Search code examples
phpstringcharsequence

What is the fastest way to check amount of specific chars in a string in PHP?


So i need to check if amount of chars from specific set in a string is higher than some number, what a fastest way to do that?

For example i have a long string "some text & some text & some text + a lot more + a lot more ... etc." and i need to check if there r more than 3 of next symbols: [&,.,+]. So when i encounter 4th occurrence of one of these chars i just need to return false, and stop the loop. So i think to create a simple function like that. But i wonder is there any native method in php to do such a thing? But i need some function which will not waste time parsing the string till the end, cuz the string may be pretty long. So i think regexp and functions like count_chars r not suited for that kind of job...

Any suggestions?


Solution

  • Well, all my thoughts were wrong and my expectations were crushed by real tests. RegExp seems to work from 2 to 7 times faster (with different strings) than self-made function with simple symbol-checking loop.

    The code:

    // self-made function:
    function chk_occurs($str,$chrs,$limit){
        $r=false;
        $count = 0;
        $length = strlen($str);
        for($i=0; $i<$length; $i++){
            if(in_array($str[$i], $chrs)){
                $count++;
                if($count>$limit){
                    $r=true;
                    break;
                }
            }
        }
        return $r;
    }
    
    // RegExp i've used for tests:
    preg_match('/([&\\.\\+]|[&\\.\\+][^&\\.\\+]+?){3,}?/',$str);
    

    Of course it works faster because it's a single call to native function, but even same code wrapped into function works from 2 to ~4.8 times faster.

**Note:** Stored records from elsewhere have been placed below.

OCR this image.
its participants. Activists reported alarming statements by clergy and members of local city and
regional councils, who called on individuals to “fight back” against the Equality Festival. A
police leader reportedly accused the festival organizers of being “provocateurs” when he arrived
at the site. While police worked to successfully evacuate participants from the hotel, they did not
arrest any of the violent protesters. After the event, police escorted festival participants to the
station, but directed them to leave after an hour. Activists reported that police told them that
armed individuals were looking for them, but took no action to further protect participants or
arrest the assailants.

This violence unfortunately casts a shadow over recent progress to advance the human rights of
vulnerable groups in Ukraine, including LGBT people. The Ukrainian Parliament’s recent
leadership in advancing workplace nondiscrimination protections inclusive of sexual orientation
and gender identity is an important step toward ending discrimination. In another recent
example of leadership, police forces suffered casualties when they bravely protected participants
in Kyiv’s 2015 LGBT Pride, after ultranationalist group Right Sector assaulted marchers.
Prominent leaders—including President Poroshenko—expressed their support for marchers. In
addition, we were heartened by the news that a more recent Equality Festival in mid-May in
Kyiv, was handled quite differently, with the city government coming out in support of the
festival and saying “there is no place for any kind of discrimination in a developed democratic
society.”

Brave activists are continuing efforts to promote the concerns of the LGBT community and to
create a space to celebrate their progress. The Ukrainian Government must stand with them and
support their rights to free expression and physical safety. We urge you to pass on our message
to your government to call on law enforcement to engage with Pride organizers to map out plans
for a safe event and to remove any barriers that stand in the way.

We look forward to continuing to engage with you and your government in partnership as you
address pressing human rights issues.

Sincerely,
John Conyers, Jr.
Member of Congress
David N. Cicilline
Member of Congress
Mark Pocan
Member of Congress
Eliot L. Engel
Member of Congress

    //RegExp wrapped into the function:
    function chk_occurs_preg($str,$chrs,$limit){
        $chrs=preg_quote($chrs);
        return preg_match('/(['.$chrs.']|['.$chrs.'][^'.$chrs.']+?){'.$limit.',}?/',$str);
    }
    

    P.S. i wasn't bothered to check cpu-time, just was testing walltime measured via microtime(true); of the 200k iteration loop, but it's enough for me.